What happens when you can’t move on? When you keep on questioning in your mind why things happened? That you keep on looking at your messages and hoping for some sort of feedback or positivity, but you don’t receive it?

It’s sad…very sad 😦 I think about the heart-break every day and I wonder if she thinks about it too. I very much doubt she does as she is stronger than me and maybe she doesn’t hold onto painful feelings like I do. She was the one who initiated the break up so she wasn’t the one to be hurt, she brought about the hurt. She said it was just “irrelevant water under the bridge” for her. That hurted. You make another human being and their life a priority, but you now feel as if you’re just nothing to them.

I can’t let go and Allah knows why. There is too much that can’t be avoided and that we can’t run away from. We can’t run away from our ambitions and the reality of life. Grief is hard to overcome and maybe in many ways it can’t. It feels that some things and some people were so deeply ingrained within your life that the departure of them leaves a hole and leaves you feeling empty. You then search around like a headless chicken for the next best thing to fill that space with, but are never quite satisfied with what you get as you’re still mourning over what you lost.

I will still pray and hope that Allah will fix things.
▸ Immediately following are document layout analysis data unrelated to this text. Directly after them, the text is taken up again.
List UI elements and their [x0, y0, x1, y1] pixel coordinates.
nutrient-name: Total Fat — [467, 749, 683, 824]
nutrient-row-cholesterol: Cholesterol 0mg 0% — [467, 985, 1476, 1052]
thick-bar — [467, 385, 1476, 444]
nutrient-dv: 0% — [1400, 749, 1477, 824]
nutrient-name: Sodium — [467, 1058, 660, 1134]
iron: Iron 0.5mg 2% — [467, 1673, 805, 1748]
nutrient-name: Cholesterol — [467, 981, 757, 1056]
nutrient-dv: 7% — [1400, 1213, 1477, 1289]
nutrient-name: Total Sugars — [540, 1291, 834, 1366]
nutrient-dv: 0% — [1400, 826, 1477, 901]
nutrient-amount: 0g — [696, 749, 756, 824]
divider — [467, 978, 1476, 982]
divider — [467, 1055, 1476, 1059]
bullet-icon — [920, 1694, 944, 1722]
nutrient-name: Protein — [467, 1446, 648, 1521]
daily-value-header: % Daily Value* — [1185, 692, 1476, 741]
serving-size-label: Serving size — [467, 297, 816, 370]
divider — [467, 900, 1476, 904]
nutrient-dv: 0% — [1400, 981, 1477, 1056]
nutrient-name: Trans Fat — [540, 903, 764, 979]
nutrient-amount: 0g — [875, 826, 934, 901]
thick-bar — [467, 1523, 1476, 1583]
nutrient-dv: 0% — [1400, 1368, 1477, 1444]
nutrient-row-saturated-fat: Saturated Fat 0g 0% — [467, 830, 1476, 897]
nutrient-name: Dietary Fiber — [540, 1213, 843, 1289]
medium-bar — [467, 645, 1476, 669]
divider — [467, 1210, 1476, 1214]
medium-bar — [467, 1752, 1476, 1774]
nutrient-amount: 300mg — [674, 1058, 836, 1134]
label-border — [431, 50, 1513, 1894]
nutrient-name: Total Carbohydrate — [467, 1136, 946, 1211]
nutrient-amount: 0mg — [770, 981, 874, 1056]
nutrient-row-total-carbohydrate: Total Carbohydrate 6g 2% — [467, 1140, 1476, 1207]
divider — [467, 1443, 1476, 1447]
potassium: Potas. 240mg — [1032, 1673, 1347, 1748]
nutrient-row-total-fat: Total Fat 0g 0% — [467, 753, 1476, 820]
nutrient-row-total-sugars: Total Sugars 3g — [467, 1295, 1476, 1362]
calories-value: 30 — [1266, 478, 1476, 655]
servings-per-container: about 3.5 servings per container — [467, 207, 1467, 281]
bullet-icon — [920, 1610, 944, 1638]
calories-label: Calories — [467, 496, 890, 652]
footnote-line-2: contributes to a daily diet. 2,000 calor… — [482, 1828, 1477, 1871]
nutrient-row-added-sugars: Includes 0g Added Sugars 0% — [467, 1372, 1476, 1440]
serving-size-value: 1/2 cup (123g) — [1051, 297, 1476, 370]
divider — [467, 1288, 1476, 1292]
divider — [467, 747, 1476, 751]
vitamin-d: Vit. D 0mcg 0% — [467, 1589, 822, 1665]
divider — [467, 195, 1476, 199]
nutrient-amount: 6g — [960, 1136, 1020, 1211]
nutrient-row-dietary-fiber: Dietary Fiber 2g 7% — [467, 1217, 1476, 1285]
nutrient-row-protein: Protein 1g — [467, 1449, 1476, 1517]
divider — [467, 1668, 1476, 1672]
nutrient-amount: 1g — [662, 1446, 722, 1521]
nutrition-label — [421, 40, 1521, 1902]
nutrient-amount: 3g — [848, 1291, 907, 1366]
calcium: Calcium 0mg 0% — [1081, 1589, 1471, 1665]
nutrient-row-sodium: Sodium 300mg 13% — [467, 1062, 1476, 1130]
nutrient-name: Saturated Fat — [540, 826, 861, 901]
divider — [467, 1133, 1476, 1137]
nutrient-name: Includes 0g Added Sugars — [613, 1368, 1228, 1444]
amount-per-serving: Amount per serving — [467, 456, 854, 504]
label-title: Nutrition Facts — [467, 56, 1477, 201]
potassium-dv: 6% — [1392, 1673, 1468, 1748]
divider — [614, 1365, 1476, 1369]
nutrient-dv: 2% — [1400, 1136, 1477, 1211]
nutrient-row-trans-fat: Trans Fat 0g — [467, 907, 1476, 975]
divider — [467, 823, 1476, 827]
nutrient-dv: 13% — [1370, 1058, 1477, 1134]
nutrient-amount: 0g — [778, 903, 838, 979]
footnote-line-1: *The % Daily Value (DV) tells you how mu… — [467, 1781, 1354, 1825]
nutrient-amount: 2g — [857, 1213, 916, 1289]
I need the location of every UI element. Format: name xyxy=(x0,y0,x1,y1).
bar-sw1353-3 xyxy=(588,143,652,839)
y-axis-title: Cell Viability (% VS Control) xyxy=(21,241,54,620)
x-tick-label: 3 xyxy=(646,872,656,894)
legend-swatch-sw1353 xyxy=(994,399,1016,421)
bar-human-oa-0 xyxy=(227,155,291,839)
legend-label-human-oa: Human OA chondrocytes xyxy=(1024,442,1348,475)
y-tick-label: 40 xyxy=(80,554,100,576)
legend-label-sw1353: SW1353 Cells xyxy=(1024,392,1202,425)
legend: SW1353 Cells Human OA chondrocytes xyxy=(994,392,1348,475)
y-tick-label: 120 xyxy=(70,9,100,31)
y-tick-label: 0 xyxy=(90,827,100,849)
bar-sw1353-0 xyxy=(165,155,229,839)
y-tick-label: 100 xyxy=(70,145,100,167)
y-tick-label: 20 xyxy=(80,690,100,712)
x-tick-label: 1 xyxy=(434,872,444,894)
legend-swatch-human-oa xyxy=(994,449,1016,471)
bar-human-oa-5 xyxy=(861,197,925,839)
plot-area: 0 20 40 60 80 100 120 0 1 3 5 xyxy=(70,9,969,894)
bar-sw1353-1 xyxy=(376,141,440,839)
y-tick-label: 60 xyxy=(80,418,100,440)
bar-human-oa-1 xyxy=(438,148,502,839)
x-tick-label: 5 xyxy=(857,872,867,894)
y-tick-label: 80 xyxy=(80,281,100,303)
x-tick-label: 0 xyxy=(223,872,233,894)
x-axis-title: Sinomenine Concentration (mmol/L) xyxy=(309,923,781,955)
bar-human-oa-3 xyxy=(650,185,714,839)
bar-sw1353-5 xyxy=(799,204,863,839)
I hope Allah repairs our relationship for His sake. I can’t move on and I don’t want to. However, it isn’t right for me to ruminate about this all the time either.

We are taught that Allah’s plan is the best plan. I wasn’t prepared for this painful break-up and I didn’t plan for it to happen. But I’m required to trust Allah in that it was for the best. When I think about it, yes, I did rely on her too much so maybe I am being taught the hard way how to cope with life on my own, how to turn to Allah (instead of other human beings), how to complain to Allah (instead of other human beings) and how to make my own decisions based on what I think is important rather than what someone else thinks is important.

We had things in common (many things) but there were things we differed on too, like our approaches to life, what we wanted, our thinking patterns and our strategies.

This really must be the time for me to learn true tawaqqul. That Allah is in control of my rizq and I shouldn’t depend too much on my own actions, which I feel I currently do.

I am a lazy human being who wastes too much time thinking and ruminating. It is my comfort zone – I am a thinker. But I need to become more active and extrovert myself. I should get up and about and move around – do things that would be useful inshaAllah. There’s too much procrastination happening now. I can’t be bothered to do a lot. I need to seize the day.

I’m worrying and thinking a lot about things that I can’t really control, so I should start focussing on what I can control but still continue making d’ua for those things that I would like and that I value but can’t have right now for whatever reason.